Let me tell you a story about a company that built a ₹700 crore solar project... and the market saw none of it.
This is HG Infra Engineering — one of India’s most consistent infra executors. If you've driven on a clean highway through Rajasthan or ziplined across metro rails in Delhi, chances are, HG Infra had something to do with it.
And yet, in FY25, things looked like they were falling apart.
Stock down 40%. Revenues looked flat. Earnings uninspiring.
But that’s just the optics.
I’ve spent the past few days knee-deep in their Q1 to Q3 concalls, investor decks, and annual report. And what I found is what I love about researching companies: the truth is rarely on the surface.
Let’s get into it.
Not Broken. Just Misunderstood.
HG Infra builds roads, highways, metro rail, and now solar parks + BESS (Battery Energy Storage Systems). Their core business is EPC — engineering, procurement, and construction. High execution, low leverage, and historically, high RoCE.
But FY25 looked bad. Why?
Because their solar EPC business — where they executed ₹700 Cr worth of projects — wasn’t reported as revenue.
Internal billing. SPV accounting. Group eliminations.
They did the work. But the revenue stayed invisible.
The Solar Illusion
That’s ₹700 Cr of EPC work — entirely executed — but never shown in the P&L.
It’s like building a power plant and telling your banker, "Trust me, it’s there."
Accounting rules make the P&L look ugly. But operationally? They’ve been flying.

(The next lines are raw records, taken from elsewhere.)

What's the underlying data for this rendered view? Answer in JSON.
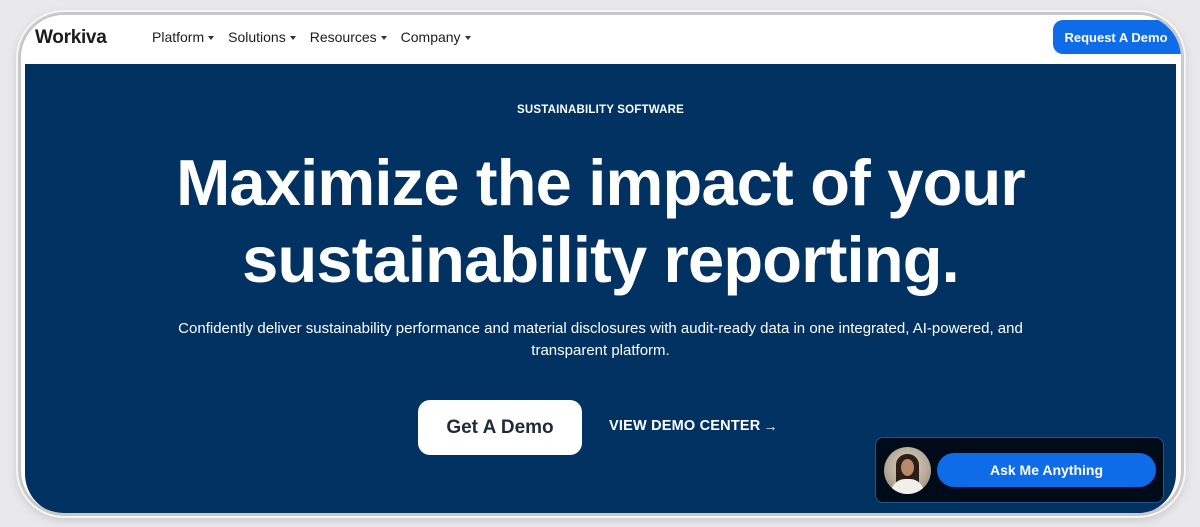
{
  "brand": {
    "logo_text": "Workiva",
    "accent": "#0f6ce8",
    "hero_bg": "#013262"
  },
  "nav": {
    "items": [
      {
        "label": "Platform"
      },
      {
        "label": "Solutions"
      },
      {
        "label": "Resources"
      },
      {
        "label": "Company"
      }
    ],
    "cta_label": "Request A Demo"
  },
  "hero": {
    "eyebrow": "SUSTAINABILITY SOFTWARE",
    "headline_line1": "Maximize the impact of your",
    "headline_line2": "sustainability reporting.",
    "subtext": "Confidently deliver sustainability performance and material disclosures with audit-ready data in one integrated, AI-powered, and transparent platform.",
    "primary_cta": "Get A Demo",
    "secondary_cta": "VIEW DEMO CENTER",
    "secondary_cta_icon": "→"
  },
  "chat": {
    "button_label": "Ask Me Anything",
    "avatar_icon": "agent-avatar"
  }
}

Here’s what almost no one noticed — HG Infra earned ~18% EBITDA margins on their solar EPC projects under the KUSUM scheme. That’s wildly above industry peers who average 7–10%.
How? They executed solar plants strategically:
- Close to substations (minimal transmission infra)
- On government-leased or low-cost land
- With efficient project turnaround and strong site-level teams
These optimizations turned solar into one of the highest-margin verticals HG Infra has ever run.
This isn’t just infra. It’s smart infra.
Order Book Isn’t Everything
One of the biggest surprises? The order book actually shrank in Q3 — from ₹16,623 Cr in Q1/Q2 to ₹15,080 Cr.
But don’t misread that. It’s not weakness. It’s focus. HG is prioritizing execution over chasing every tender.
The Debt Side of the Story
When I saw the debt number shoot up to ₹3,233 Cr, I raised an eyebrow. But digging deeper?
Most of this is project debt, specifically solar-related working capital, raised to fund execution before approvals came in. It’s temporary. Not structural.
When Infra Bites Back
Execution isn’t always smooth. The DMRC metro project turned out to be a margin killer. Sewer realignments, design delays, and utility headaches pushed margins to just 3%.
HG called it a "learning experience" on the Q2 concall. I respect that.
The Working Capital Monster
You can’t ignore this one. ₹1,750 Cr locked in receivables + unbilled revenue.
The engine’s running. But the fuel — cash — is stuck. The sooner solar SPVs reach the billing stage, the faster this frees up.
So What’s the Real Story?
HG Infra isn’t having a bad year. It’s having a complex one.
They’re evolving from a roads-only EPC player to a solar+BESS hybrid infra powerhouse. And that comes with balance sheet stress, accounting weirdness, and market confusion.
But the core? Still rock solid.
If they deliver a clean Q4 with solar billing unlocked and receivables narrowing — this could be one of FY26’s strongest comeback stories.
Disclaimer: This article is for informational purposes only. It is not investment advice. Please do your own research or speak with a financial advisor before making any investment decisions.